"Tulsa" is a body of photographs on silver gelatin print taken by Larry Clark. The forty-four total photo graphs are all black and white, 11''X14'', and, despite their variation in between vertical and horizontal orientation, form, an overall rectangle on the wall.
According to the International Center Of Photography's information on a Larry Clark Exhibition, on, which can be found here on their website, the photographs were "taken in three protracted series between 1963 and 1971." (par. 1)
Looking at all of photographs, I felt a little overwhlemed, mainly due to subject matter, but also because it seemed hard to pick out the formal elements of the principles or art and design. But after continued veiwing, I began to pick out an overall sense of unity amoung them. All were black and white, had the same amount of contrast, and the same size. This is all about light, contrast, and value. Although orientation varied, it did not take away from this unity (which one might call unity within variety). There was also untiy and repitition amoung subject matter.

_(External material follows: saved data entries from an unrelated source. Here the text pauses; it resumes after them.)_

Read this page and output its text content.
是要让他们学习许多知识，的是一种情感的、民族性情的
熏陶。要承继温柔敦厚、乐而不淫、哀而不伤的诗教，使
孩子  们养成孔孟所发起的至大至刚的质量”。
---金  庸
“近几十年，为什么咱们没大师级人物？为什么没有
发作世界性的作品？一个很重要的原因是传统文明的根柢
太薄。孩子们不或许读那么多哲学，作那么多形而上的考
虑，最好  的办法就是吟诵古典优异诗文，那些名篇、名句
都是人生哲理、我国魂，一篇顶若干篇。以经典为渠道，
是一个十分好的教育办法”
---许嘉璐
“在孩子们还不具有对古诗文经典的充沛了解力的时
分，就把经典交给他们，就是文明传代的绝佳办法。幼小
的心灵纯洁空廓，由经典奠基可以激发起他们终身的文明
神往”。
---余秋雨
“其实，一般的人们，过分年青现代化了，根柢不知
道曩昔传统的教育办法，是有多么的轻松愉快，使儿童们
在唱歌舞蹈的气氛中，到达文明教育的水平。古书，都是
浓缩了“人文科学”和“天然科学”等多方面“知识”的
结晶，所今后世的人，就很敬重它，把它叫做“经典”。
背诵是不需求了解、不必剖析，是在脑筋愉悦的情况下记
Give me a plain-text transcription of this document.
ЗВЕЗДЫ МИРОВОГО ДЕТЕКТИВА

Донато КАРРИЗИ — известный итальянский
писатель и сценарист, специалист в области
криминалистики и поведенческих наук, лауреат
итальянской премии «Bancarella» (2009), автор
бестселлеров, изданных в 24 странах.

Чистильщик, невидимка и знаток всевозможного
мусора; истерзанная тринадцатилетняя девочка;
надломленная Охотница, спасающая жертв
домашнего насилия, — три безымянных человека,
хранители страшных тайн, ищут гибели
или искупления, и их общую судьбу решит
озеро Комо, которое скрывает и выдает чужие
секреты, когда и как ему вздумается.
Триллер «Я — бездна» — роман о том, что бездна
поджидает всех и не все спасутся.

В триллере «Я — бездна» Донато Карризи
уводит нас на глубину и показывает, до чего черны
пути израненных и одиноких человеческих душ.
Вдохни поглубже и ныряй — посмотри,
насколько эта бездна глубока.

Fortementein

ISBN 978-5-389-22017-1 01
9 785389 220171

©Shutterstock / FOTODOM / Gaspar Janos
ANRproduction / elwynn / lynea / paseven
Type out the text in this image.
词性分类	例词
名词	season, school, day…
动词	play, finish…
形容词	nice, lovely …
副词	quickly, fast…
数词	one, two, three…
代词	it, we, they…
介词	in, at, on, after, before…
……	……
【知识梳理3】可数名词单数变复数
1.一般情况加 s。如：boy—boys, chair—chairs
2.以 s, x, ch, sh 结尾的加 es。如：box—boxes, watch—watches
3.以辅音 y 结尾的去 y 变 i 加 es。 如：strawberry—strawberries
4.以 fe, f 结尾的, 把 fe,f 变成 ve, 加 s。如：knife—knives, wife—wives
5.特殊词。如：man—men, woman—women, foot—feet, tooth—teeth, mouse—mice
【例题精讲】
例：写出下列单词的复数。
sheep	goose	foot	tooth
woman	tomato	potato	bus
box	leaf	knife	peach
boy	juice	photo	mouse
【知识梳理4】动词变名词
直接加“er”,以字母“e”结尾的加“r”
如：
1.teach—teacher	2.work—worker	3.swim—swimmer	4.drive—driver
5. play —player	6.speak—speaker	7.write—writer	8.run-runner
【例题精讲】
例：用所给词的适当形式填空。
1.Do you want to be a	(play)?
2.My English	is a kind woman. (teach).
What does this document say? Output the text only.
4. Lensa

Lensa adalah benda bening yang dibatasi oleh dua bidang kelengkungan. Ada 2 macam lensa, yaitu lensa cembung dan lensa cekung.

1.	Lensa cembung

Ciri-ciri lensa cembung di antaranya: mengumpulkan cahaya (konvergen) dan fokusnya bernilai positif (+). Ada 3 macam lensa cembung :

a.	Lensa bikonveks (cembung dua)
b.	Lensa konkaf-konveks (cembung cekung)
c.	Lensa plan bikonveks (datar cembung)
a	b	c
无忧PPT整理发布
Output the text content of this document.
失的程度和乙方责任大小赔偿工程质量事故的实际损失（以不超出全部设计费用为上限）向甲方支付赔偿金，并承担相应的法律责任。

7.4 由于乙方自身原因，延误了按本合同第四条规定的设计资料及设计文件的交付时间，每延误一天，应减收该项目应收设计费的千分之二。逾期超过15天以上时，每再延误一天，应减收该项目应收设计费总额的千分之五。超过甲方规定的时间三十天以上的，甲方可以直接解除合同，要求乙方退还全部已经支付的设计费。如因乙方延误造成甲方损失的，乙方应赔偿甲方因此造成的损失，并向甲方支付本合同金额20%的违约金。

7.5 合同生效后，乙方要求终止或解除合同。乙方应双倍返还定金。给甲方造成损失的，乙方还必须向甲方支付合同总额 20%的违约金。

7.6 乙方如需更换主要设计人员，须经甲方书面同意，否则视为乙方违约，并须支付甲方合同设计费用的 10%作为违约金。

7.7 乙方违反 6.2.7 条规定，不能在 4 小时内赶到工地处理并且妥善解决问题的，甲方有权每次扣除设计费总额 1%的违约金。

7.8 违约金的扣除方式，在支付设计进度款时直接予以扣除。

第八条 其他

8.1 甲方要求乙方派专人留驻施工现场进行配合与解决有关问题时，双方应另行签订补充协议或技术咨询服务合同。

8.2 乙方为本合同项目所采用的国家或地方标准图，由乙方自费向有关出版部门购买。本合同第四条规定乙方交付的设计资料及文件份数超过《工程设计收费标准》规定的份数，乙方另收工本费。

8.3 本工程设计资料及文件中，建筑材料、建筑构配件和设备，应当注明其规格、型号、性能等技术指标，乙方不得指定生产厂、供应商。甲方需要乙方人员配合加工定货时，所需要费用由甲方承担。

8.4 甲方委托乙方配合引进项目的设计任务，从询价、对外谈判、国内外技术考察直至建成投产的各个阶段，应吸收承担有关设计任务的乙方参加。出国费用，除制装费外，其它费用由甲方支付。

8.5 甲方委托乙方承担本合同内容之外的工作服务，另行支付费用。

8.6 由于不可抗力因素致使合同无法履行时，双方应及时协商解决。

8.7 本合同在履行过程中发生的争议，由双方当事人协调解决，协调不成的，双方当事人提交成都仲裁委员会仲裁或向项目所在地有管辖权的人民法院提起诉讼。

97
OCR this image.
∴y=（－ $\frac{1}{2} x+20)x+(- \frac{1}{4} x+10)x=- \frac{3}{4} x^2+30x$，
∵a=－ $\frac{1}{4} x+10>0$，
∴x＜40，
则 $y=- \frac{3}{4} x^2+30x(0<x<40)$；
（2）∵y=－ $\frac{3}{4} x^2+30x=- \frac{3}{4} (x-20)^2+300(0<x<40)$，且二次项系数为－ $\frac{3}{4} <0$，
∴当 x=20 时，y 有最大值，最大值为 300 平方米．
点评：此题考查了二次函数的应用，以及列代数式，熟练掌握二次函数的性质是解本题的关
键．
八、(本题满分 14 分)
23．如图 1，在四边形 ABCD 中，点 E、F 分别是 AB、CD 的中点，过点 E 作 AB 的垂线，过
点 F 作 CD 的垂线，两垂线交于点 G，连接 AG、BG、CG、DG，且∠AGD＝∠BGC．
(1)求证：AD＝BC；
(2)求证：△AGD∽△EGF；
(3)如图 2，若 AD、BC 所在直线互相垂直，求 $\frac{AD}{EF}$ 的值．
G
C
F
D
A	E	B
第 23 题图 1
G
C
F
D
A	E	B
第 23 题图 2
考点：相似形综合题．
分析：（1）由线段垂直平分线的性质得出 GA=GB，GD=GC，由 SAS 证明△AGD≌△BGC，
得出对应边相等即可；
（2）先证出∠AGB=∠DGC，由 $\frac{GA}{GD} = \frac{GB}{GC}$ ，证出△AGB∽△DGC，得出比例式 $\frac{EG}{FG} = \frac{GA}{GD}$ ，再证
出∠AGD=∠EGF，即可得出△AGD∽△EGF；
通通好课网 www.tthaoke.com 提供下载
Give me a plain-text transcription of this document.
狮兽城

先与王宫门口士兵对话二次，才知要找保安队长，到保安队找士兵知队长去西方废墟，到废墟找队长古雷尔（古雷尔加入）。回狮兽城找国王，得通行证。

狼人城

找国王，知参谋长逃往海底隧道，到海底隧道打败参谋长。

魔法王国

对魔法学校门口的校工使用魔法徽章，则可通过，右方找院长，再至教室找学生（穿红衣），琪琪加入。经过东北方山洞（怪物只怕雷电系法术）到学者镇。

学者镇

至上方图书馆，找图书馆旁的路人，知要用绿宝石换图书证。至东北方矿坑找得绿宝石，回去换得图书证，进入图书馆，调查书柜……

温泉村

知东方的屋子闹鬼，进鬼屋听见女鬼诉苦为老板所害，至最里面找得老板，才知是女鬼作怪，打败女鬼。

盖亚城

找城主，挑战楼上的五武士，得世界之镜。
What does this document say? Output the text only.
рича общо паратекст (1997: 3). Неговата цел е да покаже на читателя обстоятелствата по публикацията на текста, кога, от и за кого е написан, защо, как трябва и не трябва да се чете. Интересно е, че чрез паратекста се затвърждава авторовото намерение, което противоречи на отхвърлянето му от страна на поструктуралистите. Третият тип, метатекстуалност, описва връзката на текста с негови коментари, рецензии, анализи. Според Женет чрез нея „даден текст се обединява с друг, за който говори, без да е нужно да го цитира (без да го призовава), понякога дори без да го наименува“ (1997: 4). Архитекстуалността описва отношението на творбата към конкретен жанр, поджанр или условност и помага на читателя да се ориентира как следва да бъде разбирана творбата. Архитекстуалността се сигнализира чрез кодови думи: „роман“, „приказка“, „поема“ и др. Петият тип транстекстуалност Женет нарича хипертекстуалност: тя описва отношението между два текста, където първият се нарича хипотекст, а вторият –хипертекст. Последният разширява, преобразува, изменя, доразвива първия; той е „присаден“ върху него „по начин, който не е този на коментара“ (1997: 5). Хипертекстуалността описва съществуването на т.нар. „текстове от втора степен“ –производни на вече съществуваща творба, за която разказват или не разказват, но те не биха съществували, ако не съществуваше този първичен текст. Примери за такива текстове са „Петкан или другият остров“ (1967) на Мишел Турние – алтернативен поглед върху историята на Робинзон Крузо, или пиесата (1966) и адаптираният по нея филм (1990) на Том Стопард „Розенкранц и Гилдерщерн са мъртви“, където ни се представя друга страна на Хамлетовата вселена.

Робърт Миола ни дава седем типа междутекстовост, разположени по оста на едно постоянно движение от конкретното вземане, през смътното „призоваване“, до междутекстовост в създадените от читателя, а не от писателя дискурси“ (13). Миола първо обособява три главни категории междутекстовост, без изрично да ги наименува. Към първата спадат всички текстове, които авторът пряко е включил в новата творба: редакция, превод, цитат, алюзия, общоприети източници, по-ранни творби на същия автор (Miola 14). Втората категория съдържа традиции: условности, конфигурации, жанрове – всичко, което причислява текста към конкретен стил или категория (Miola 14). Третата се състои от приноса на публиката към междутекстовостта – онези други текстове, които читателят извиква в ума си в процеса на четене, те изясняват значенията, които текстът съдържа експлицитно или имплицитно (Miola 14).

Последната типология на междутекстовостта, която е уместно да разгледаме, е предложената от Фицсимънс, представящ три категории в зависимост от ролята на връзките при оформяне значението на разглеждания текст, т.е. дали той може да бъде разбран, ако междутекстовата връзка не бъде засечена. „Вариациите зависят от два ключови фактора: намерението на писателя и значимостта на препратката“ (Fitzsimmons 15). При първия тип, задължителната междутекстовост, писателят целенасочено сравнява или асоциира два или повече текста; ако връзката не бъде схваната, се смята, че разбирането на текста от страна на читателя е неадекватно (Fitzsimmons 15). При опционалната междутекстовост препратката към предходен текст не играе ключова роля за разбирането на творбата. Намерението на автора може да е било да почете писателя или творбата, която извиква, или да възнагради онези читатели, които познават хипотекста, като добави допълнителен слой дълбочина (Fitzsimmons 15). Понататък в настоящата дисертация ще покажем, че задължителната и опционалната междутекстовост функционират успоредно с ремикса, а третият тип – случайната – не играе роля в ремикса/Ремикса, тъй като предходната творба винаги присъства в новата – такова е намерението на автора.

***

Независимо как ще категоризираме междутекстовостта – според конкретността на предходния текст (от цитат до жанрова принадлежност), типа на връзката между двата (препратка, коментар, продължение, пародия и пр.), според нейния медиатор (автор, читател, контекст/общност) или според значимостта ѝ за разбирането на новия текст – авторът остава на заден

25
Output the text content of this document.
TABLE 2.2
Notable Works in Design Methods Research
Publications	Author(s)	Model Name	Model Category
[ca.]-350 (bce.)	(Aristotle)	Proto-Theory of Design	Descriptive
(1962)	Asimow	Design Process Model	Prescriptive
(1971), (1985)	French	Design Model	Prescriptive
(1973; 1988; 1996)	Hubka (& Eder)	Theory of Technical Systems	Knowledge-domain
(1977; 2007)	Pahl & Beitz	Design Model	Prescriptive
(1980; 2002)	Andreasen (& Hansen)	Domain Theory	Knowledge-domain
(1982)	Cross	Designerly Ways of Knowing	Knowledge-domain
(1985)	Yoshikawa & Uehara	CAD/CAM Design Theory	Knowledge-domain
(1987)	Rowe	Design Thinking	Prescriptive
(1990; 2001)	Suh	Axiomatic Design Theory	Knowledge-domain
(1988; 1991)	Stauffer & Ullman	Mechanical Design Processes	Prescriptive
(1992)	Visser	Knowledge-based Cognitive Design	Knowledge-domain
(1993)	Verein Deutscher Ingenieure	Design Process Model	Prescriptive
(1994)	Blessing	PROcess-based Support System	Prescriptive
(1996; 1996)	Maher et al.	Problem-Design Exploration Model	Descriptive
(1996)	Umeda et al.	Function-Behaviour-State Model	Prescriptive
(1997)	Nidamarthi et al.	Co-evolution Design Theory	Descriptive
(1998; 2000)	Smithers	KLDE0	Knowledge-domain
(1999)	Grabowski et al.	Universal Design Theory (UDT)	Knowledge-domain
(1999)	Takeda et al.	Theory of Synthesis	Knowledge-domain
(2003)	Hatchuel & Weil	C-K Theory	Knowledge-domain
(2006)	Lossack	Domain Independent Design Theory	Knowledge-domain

While I gazed at this monumental collection of work on the white wall of the Midway Contemporary Art gallery, I was dragged into the house in Tulsa, Oklahoma and stood in the midst of Clark's world of sex, violence, and drug use that occurred there. The snap shots of all this bore down on me and leave me strangely interested instead of anxious or disgusted, as some might have been. It almost makes a person feel guilty for being so enthralled with these raw images. I found myself curious as I stares at a middle-aged man, smoking a cigarette and lightly holding a baby wrapped in a blanket, or a young man sitting shirtless on a bed, holding a gun, looking away from the camera with the facial experssion of a young hollywood rebel, or the myraid of naked women shooting up herion while enagaging in sexual acts. I couldn't help but wonder what day to day life was like in this house: who owned it?; how many people legitamately lived there?; did anyone have a job?; why are there babies in the house? These questions pressed my mind as I kept gazing, my eyes shooting between images, pausing briefly at the ones that caught my attention. As I continued on thinking about these images, I began to ponder what does all this has to say. Could Clark be telling us that we all have the potential to reach this dark side of humanity be baraiding us with these photographs? Is it a warning? Is he saying that it's harder to achieve a successful life than to throw away everything and spend your days in a drug induced blur? But even that life can be a hard one. One must worry about getting their next high; when money is low, getting that next high becomes a desparate enough goal that you may engage in violence and demeaning sexual acts. Maybe Clark is just stating the facts. Maybe he's just saying that this is going on and this is the way that it is, interpertations are open.